Varis oluşumu özellikle ayaklarda belirgindir. Hormonal etkilerin damarları genişletmesi , artan kan hacmi ve büyüyen ana rahminin kitle etkisi ile karın içi damarlara baskı uygulaması ve bunun sonucu  toplardamar kan akımının yavaşlaması varis oluşumuna neden olur.  Sıklıkla ayaklarda oluşsada bünyesel olarak yatkın olan gebelerde genital bölgeye doğru yayılan varis oluşumlarıda görülebilir. Tedavisi sıklıkla konservatif yaklaşımlar gerektirir. Bası çoraplarının giyilmesi önemlidir. Yine periodik takipler ile damar içinde pıhtı oluşup oluşmadığı (Derin Ven Trombozu) kontrol edilmelidir. Şayet DVT oluşursa ilaç ve kan sulandırıcılar ile müdahele etmek gerekmektedir. Yine varisli damarlar olmasa bile bazı gebelerde hormonal değişim ve kan akımının engellenmesine bağlı olarakta DVT oluşabilmektedir. Erken ve etkili tedavi şarttır. 

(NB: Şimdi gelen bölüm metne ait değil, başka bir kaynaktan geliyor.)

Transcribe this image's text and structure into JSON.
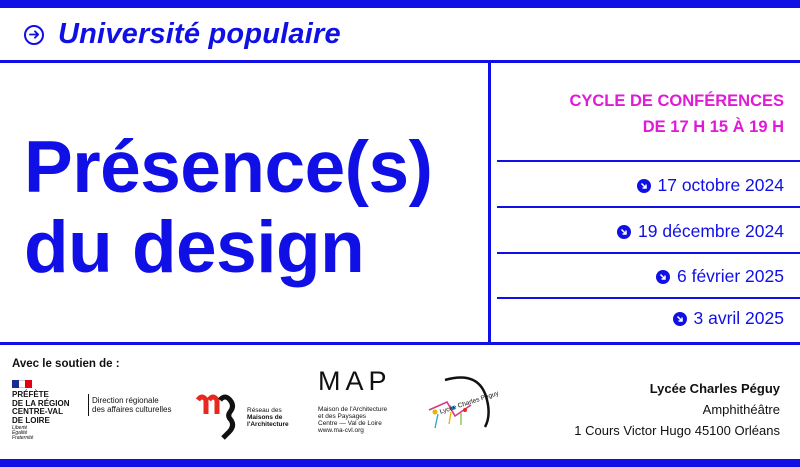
{
  "header": {
    "title": "Université populaire",
    "icon": "arrow-circle-right-icon"
  },
  "main_title": {
    "line1": "Présence(s)",
    "line2": "du design"
  },
  "cycle": {
    "line1": "CYCLE DE CONFÉRENCES",
    "line2": "DE 17 H 15 À 19 H"
  },
  "dates": [
    {
      "label": "17 octobre 2024"
    },
    {
      "label": "19 décembre 2024"
    },
    {
      "label": "6 février 2025"
    },
    {
      "label": "3 avril 2025"
    }
  ],
  "support": {
    "label": "Avec le soutien de :",
    "prefecture": {
      "lines": [
        "PRÉFÈTE",
        "DE LA RÉGION",
        "CENTRE-VAL",
        "DE LOIRE"
      ],
      "motto": [
        "Liberté",
        "Égalité",
        "Fraternité"
      ],
      "drac": [
        "Direction régionale",
        "des affaires culturelles"
      ]
    },
    "rma": {
      "lines": [
        "Réseau des",
        "Maisons de",
        "l'Architecture"
      ]
    },
    "map": {
      "letters": "MAP",
      "lines": [
        "Maison de l'Architecture",
        "et des Paysages",
        "Centre — Val de Loire",
        "www.ma-cvl.org"
      ]
    },
    "peguy": {
      "text": "Lycée Charles Péguy"
    }
  },
  "venue": {
    "name": "Lycée Charles Péguy",
    "room": "Amphithéâtre",
    "address": "1 Cours Victor Hugo 45100 Orléans"
  },
  "colors": {
    "primary": "#1010e6",
    "accent": "#e01ad6"
  }
}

Gebe olan bayanların düzenli olarak takiplerini ve kontrollerini yaptırmaları çok önemlidir. Kan basıncı ölçülmesi, kalp ritminin kontrol edilmesi önem taşır. Nefes darlığı ve çabuk yorulma , ayaklarda şişme gebelikte sık görülen şikayetler olsada düzenli takip ve hekim kontrolünde şikayetlerin görülmesi ve değerlendirilmesi önemlidir. Yine gebelikte beslenmeye çok dikkat etmek gerekir. Alınan gıdaların nitelikli olmasına özen gösterilmesi gerekir. Aşırı kilo alımından mutlak suretle kaçınılması gerekmektedir. Unutulmamalıdırki obesite tek başına kalp ve damar hastalıkları için bir risk faktörüdür.